Les jobs de scraping Docker et Nginx par fichier fonctionnent sans problème dans l'image Docker. Seul le scraping du journal nécessite le binaire hôte ou Alloy.
Comment collecter les logs des conteneurs Docker avec Promtail ?
Le job docker utilise la découverte de services Docker pour détecter automatiquement tous les conteneurs en cours d'exécution sur l'hôte. Promtail se connecte au démon Docker via /var/run/docker.sock et interroge les nouveaux conteneurs toutes les 5 secondes. Quand un conteneur démarre ou s'arrête, Promtail commence ou cesse automatiquement de suivre ses logs.
Les relabel_configs extraient des métadonnées utiles :
__meta_docker_container_namedevient le labelcontainer. La regex'/(.+)'supprime le/initial que Docker ajoute aux noms de conteneurs.__meta_docker_container_log_streamdevient le labelstream(stdoutoustderr).__meta_docker_container_label_com_docker_compose_serviceextrait le nom du service Compose (par ex.loki,grafana). Ce label n'existe que pour les conteneurs gérés par Docker Compose.
Pas besoin de configurer chaque conteneur individuellement. Tout conteneur utilisant un pilote de logs qui écrit sur le système de fichiers (le pilote json-file par défaut) sera découvert. Si vous faites tourner un conteneur de base de données, une application web et un cache, les trois apparaissent automatiquement dans Loki sous leur nom de conteneur.
Pour exclure certains conteneurs de la collecte de logs, ajoutez un label Docker et filtrez dessus :
relabel_configs:
# ... existing relabel rules ...
- source_labels: ['__meta_docker_container_label_logging']
regex: 'disabled'
action: drop
Puis sur le conteneur à exclure :
noisy-service:
image: some/image
labels:
logging: "disabled"
Comment récupérer les logs d'accès et d'erreur Nginx avec Promtail ?
Le job nginx utilise static_configs avec le label __path__ pour suivre des fichiers de logs spécifiques.
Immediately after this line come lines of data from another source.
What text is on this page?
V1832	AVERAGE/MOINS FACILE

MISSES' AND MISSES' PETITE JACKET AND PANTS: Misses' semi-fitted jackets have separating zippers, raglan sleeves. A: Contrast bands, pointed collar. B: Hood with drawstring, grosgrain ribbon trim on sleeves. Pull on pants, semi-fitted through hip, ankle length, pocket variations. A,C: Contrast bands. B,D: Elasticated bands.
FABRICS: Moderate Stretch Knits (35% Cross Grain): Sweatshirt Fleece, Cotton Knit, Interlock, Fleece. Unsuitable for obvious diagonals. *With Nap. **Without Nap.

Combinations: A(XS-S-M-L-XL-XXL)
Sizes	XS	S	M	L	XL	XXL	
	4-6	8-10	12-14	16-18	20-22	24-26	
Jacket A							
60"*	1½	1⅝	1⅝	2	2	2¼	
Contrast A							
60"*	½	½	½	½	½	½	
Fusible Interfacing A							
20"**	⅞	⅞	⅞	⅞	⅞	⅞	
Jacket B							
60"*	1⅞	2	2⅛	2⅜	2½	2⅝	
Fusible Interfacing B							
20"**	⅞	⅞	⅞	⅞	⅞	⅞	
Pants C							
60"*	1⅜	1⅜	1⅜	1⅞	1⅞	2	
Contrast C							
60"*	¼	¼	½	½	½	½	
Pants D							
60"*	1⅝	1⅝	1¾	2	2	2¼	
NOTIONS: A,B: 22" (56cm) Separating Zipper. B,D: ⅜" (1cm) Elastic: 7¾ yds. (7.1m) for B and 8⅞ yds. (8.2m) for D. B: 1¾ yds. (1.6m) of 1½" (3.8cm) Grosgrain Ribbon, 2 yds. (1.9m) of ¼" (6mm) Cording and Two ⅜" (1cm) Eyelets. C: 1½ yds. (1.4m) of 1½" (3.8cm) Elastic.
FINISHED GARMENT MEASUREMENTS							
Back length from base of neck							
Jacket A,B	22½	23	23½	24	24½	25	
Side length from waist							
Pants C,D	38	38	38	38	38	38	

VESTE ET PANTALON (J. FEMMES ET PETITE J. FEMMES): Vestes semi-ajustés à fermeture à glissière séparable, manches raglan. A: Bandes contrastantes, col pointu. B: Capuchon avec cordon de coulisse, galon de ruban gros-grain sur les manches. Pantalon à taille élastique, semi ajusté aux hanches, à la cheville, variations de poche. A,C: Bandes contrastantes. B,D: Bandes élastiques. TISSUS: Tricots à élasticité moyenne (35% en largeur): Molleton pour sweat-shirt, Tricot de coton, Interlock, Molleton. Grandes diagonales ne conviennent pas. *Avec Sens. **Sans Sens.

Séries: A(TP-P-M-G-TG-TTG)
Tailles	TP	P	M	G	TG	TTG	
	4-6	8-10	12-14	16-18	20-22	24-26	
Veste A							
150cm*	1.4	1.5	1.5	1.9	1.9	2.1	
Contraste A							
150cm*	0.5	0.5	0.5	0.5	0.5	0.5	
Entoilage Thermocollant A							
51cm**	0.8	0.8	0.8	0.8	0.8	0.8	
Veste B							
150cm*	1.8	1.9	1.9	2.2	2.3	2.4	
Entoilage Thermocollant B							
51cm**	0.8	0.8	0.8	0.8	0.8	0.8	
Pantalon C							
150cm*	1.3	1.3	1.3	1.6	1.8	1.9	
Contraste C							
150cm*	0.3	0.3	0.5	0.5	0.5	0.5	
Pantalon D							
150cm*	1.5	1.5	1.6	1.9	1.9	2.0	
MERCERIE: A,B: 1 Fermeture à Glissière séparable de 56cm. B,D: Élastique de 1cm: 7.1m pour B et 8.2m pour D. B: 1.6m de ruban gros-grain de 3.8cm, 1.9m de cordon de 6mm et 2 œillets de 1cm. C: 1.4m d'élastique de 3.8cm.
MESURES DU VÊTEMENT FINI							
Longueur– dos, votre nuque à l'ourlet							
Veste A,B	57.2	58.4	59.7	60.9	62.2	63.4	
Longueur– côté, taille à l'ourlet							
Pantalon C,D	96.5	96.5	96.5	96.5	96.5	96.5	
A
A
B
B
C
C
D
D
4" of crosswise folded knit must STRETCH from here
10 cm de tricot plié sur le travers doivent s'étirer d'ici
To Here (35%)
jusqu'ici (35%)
Contrairement à la découverte de services Docker, il faut connaître les chemins des fichiers à l'avance. Nginx écrit par défaut dans /var/log/nginx/access.log et /var/log/nginx/error.log.
Le label type distingue les logs d'accès des logs d'erreur. Cela permet de les interroger séparément en LogQL :
{job="nginx", type="access"} # uniquement les logs d'accès
{job="nginx", type="error"} # uniquement les logs d'erreur
{job="nginx"} # les deux
Si Nginx n'est pas installé sur l'hôte, Promtail signale un avertissement pour les fichiers manquants mais continue à récupérer les autres sources. C'est inoffensif. Supprimez le job nginx de la configuration si vous n'utilisez pas Nginx.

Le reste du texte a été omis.